Montag, 11. November 2013

Noch ein paar Meter - eine Wegbeschreibung

Die Türen gleiten mit einem Ruck auseinander und geben den Blick auf einen überfüllten Bahnsteig frei. Meine Füße steigen entschlossen über die Kluft zwischen dieser überfüllten Welt und mir, um sich im Slalom einen Weg zur Rolltreppe zu suchen. (noch 800 Meter)
Wartezeit. Plakate links und rechts an den Wänden. Wissen? Oper! Konzert. Eine Frau stapft an mir vorbei und erhöht so ihre Geschwindigkeit um das doppelte. Ein Sprint um die Ecke. Erneut eine Rolltreppe: Plakate links und rechts an den Wänden, von hässlichen Fliesen umrahmt, werben für Messen, Events und Institutionen. Dann verlassen meine Füße den rollenden Untersatz wieder und streben gen Bahnsteig 15. (noch 700 Meter)

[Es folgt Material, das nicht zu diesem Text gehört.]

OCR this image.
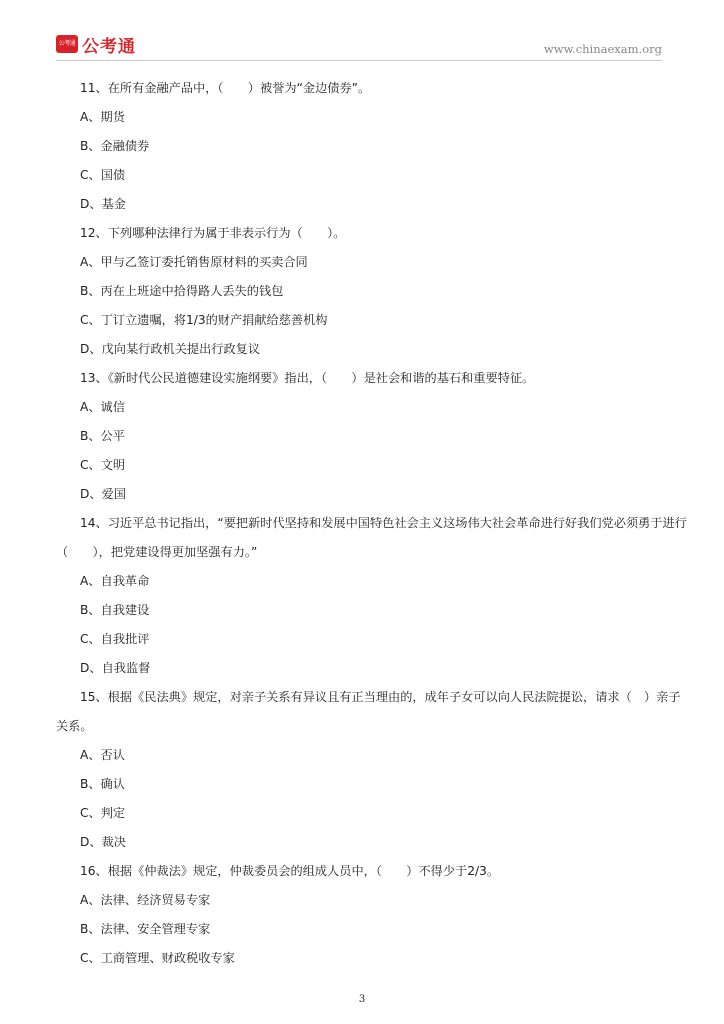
公考通 公考通	www.chinaexam.org
11、在所有金融产品中，（　　）被誉为“金边债券”。
A、期货
B、金融债券
C、国债
D、基金
12、下列哪种法律行为属于非表示行为（　　）。
A、甲与乙签订委托销售原材料的买卖合同
B、丙在上班途中拾得路人丢失的钱包
C、丁订立遗嘱，将1/3的财产捐献给慈善机构
D、戊向某行政机关提出行政复议
13、《新时代公民道德建设实施纲要》指出，（　　）是社会和谐的基石和重要特征。
A、诚信
B、公平
C、文明
D、爱国
14、习近平总书记指出，“要把新时代坚持和发展中国特色社会主义这场伟大社会革命进行好我们党必须勇于进行（　　），把党建设得更加坚强有力。”
A、自我革命
B、自我建设
C、自我批评
D、自我监督
15、根据《民法典》规定，对亲子关系有异议且有正当理由的，成年子女可以向人民法院提讼，请求（　）亲子关系。
A、否认
B、确认
C、判定
D、裁决
16、根据《仲裁法》规定，仲裁委员会的组成人员中，（　　）不得少于2/3。
A、法律、经济贸易专家
B、法律、安全管理专家
C、工商管理、财政税收专家
3
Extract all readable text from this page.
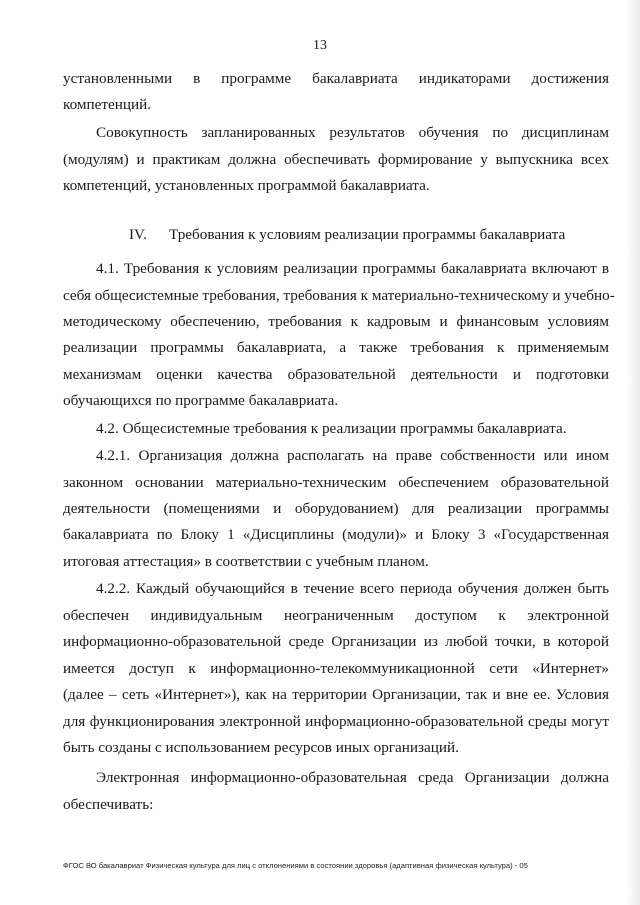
13
установленными в программе бакалавриата индикаторами достижения
компетенций.
Совокупность запланированных результатов обучения по дисциплинам
(модулям) и практикам должна обеспечивать формирование у выпускника всех
компетенций, установленных программой бакалавриата.
IV. Требования к условиям реализации программы бакалавриата
4.1. Требования к условиям реализации программы бакалавриата включают в
себя общесистемные требования, требования к материально-техническому и учебно-
методическому обеспечению, требования к кадровым и финансовым условиям
реализации программы бакалавриата, а также требования к применяемым
механизмам оценки качества образовательной деятельности и подготовки
обучающихся по программе бакалавриата.
4.2. Общесистемные требования к реализации программы бакалавриата.
4.2.1. Организация должна располагать на праве собственности или ином
законном основании материально-техническим обеспечением образовательной
деятельности (помещениями и оборудованием) для реализации программы
бакалавриата по Блоку 1 «Дисциплины (модули)» и Блоку 3 «Государственная
итоговая аттестация» в соответствии с учебным планом.
4.2.2. Каждый обучающийся в течение всего периода обучения должен быть
обеспечен индивидуальным неограниченным доступом к электронной
информационно-образовательной среде Организации из любой точки, в которой
имеется доступ к информационно-телекоммуникационной сети «Интернет»
(далее – сеть «Интернет»), как на территории Организации, так и вне ее. Условия
для функционирования электронной информационно-образовательной среды могут
быть созданы с использованием ресурсов иных организаций.
Электронная информационно-образовательная среда Организации должна
обеспечивать:
ФГОС ВО бакалавриат Физическая культура для лиц с отклонениями в состоянии здоровья (адаптивная физическая культура) - 05
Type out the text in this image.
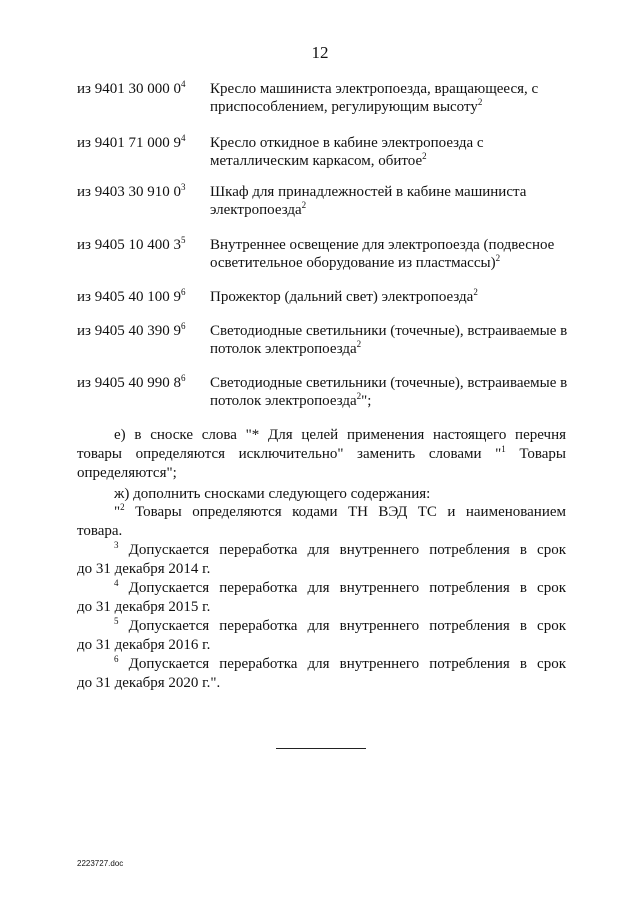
12
из 9401 30 000 $0^4$	Кресло машиниста электропоезда, вращающееся, с приспособлением, регулирующим высоту$^2$
из 9401 71 000 $9^4$	Кресло откидное в кабине электропоезда с металлическим каркасом, обитое$^2$
из 9403 30 910 $0^3$	Шкаф для принадлежностей в кабине машиниста электропоезда$^2$
из 9405 10 400 $3^5$	Внутреннее освещение для электропоезда (подвесное осветительное оборудование из пластмассы)$^2$
из 9405 40 100 $9^6$	Прожектор (дальний свет) электропоезда$^2$
из 9405 40 390 $9^6$	Светодиодные светильники (точечные), встраиваемые в потолок электропоезда$^2$
из 9405 40 990 $8^6$	Светодиодные светильники (точечные), встраиваемые в потолок электропоезда$^2$";
е) в сноске слова "* Для целей применения настоящего перечня
товары определяются исключительно" заменить словами "$^1$ Товары
определяются";
ж) дополнить сносками следующего содержания:
"$^2$ Товары определяются кодами ТН ВЭД ТС и наименованием
товара.
$^3$ Допускается переработка для внутреннего потребления в срок
до 31 декабря 2014 г.
$^4$ Допускается переработка для внутреннего потребления в срок
до 31 декабря 2015 г.
$^5$ Допускается переработка для внутреннего потребления в срок
до 31 декабря 2016 г.
$^6$ Допускается переработка для внутреннего потребления в срок
до 31 декабря 2020 г.".
2223727.doc
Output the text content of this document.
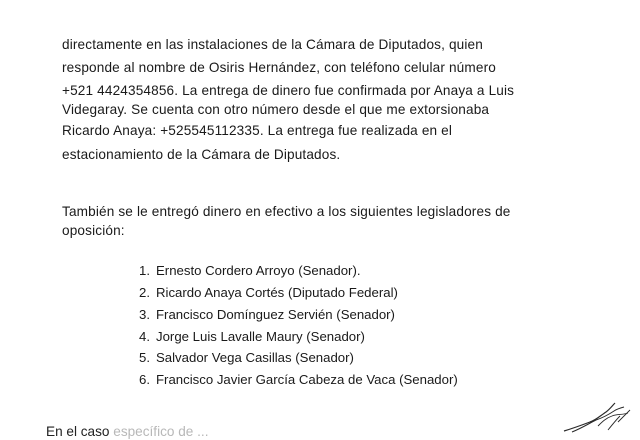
directamente en las instalaciones de la Cámara de Diputados, quien
responde al nombre de Osiris Hernández, con teléfono celular número
+521 4424354856. La entrega de dinero fue confirmada por Anaya a Luis
Videgaray. Se cuenta con otro número desde el que me extorsionaba
Ricardo Anaya: +525545112335. La entrega fue realizada en el
estacionamiento de la Cámara de Diputados.
También se le entregó dinero en efectivo a los siguientes legisladores de
oposición:
1. Ernesto Cordero Arroyo (Senador).
2. Ricardo Anaya Cortés (Diputado Federal)
3. Francisco Domínguez Servién (Senador)
4. Jorge Luis Lavalle Maury (Senador)
5. Salvador Vega Casillas (Senador)
6. Francisco Javier García Cabeza de Vaca (Senador)
En el caso específico de ...
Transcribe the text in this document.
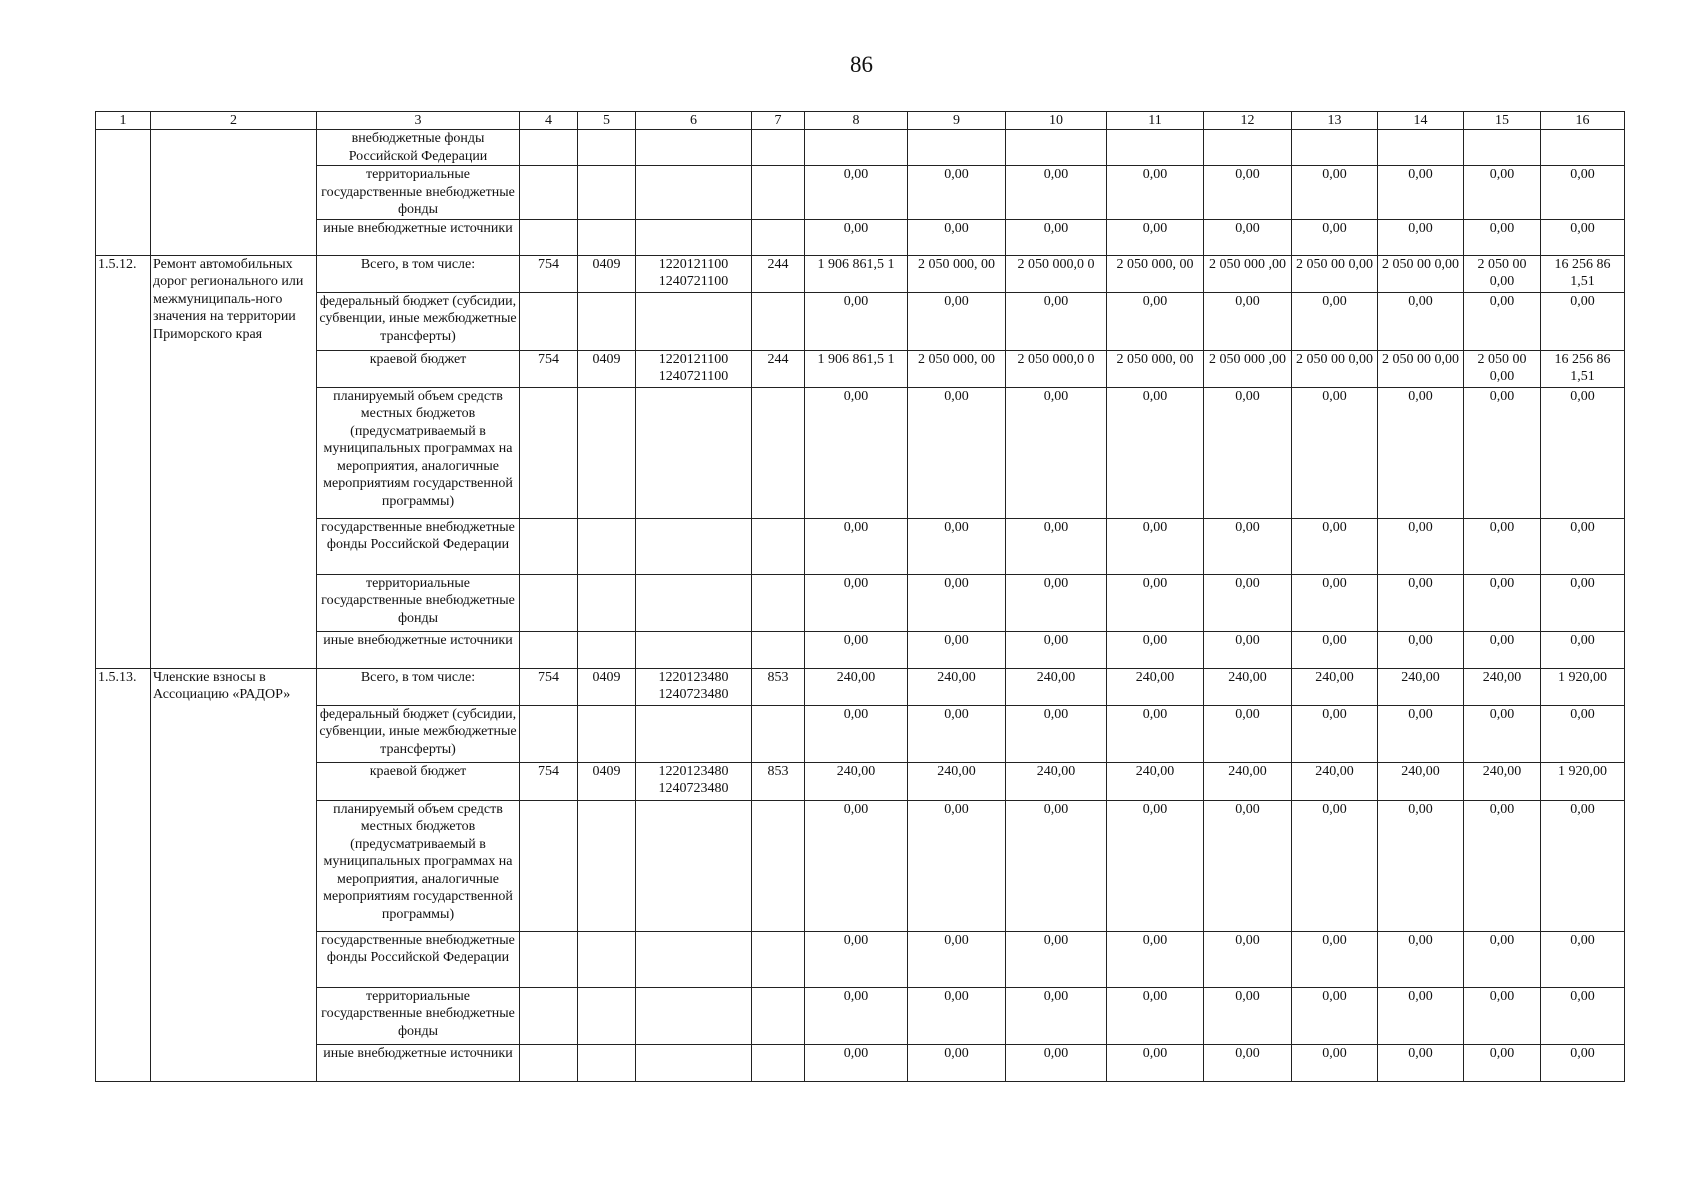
86
1	2	3	4	5	6	7	8	9	10	11	12	13	14	15	16
		внебюджетные фонды Российской Федерации													
		территориальные государственные внебюджетные фонды					0,00	0,00	0,00	0,00	0,00	0,00	0,00	0,00	0,00
		иные внебюджетные источники					0,00	0,00	0,00	0,00	0,00	0,00	0,00	0,00	0,00
1.5.12.	Ремонт автомобильных дорог регионального или межмуниципаль-ного значения на территории Приморского края	Всего, в том числе:	754	0409	1220121100 1240721100	244	1 906 861,5 1	2 050 000, 00	2 050 000,0 0	2 050 000, 00	2 050 000 ,00	2 050 00 0,00	2 050 00 0,00	2 050 00 0,00	16 256 86 1,51
		федеральный бюджет (субсидии, субвенции, иные межбюджетные трансферты)					0,00	0,00	0,00	0,00	0,00	0,00	0,00	0,00	0,00
		краевой бюджет	754	0409	1220121100 1240721100	244	1 906 861,5 1	2 050 000, 00	2 050 000,0 0	2 050 000, 00	2 050 000 ,00	2 050 00 0,00	2 050 00 0,00	2 050 00 0,00	16 256 86 1,51
		планируемый объем средств местных бюджетов (предусматриваемый в муниципальных программах на мероприятия, аналогичные мероприятиям государственной программы)					0,00	0,00	0,00	0,00	0,00	0,00	0,00	0,00	0,00
		государственные внебюджетные фонды Российской Федерации					0,00	0,00	0,00	0,00	0,00	0,00	0,00	0,00	0,00
		территориальные государственные внебюджетные фонды					0,00	0,00	0,00	0,00	0,00	0,00	0,00	0,00	0,00
		иные внебюджетные источники					0,00	0,00	0,00	0,00	0,00	0,00	0,00	0,00	0,00
1.5.13.	Членские взносы в Ассоциацию «РАДОР»	Всего, в том числе:	754	0409	1220123480 1240723480	853	240,00	240,00	240,00	240,00	240,00	240,00	240,00	240,00	1 920,00
		федеральный бюджет (субсидии, субвенции, иные межбюджетные трансферты)					0,00	0,00	0,00	0,00	0,00	0,00	0,00	0,00	0,00
		краевой бюджет	754	0409	1220123480 1240723480	853	240,00	240,00	240,00	240,00	240,00	240,00	240,00	240,00	1 920,00
		планируемый объем средств местных бюджетов (предусматриваемый в муниципальных программах на мероприятия, аналогичные мероприятиям государственной программы)					0,00	0,00	0,00	0,00	0,00	0,00	0,00	0,00	0,00
		государственные внебюджетные фонды Российской Федерации					0,00	0,00	0,00	0,00	0,00	0,00	0,00	0,00	0,00
		территориальные государственные внебюджетные фонды					0,00	0,00	0,00	0,00	0,00	0,00	0,00	0,00	0,00
		иные внебюджетные источники					0,00	0,00	0,00	0,00	0,00	0,00	0,00	0,00	0,00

Der Großstadtbahnhof hat mich wieder, umschließt mich, schubbst mich, treibt mich, fliegt mir Tauben in den Weg, zwingt mich durchs Schildermeer seiner Baustellen, lässt keinen Widerstand zu.
Bahnsteig 15. (noch 100 Meter) Suchend blicke ich mich um, laufe weiter. Meine Augen scannen unbewust jedes Gesicht, jede Statur, jede Gangart und Körperhaltung, dann entdecken sie das gesuchte Objekt, (noch 10 Meter) meine Beine steuern darauf zu. Im selben Moment wird das Objekt zum Subjekt: schaut mir direkt in die Augen, ein tiefgehender Blick, man kennt sich! Mein Gesicht hellt sich auf, ist nicht mehr Alltag, nicht Gewohnheitsblick, nicht treibender Bahnhofsstress, ist Freude! Er lächelt, (noch 2 Meter), wartet, (noch 1 Meter) schließt mich in seine Arme. Sein Gesicht hat winterlichte Temperaturen angenommen. Sein Herz pocht nah an meinem.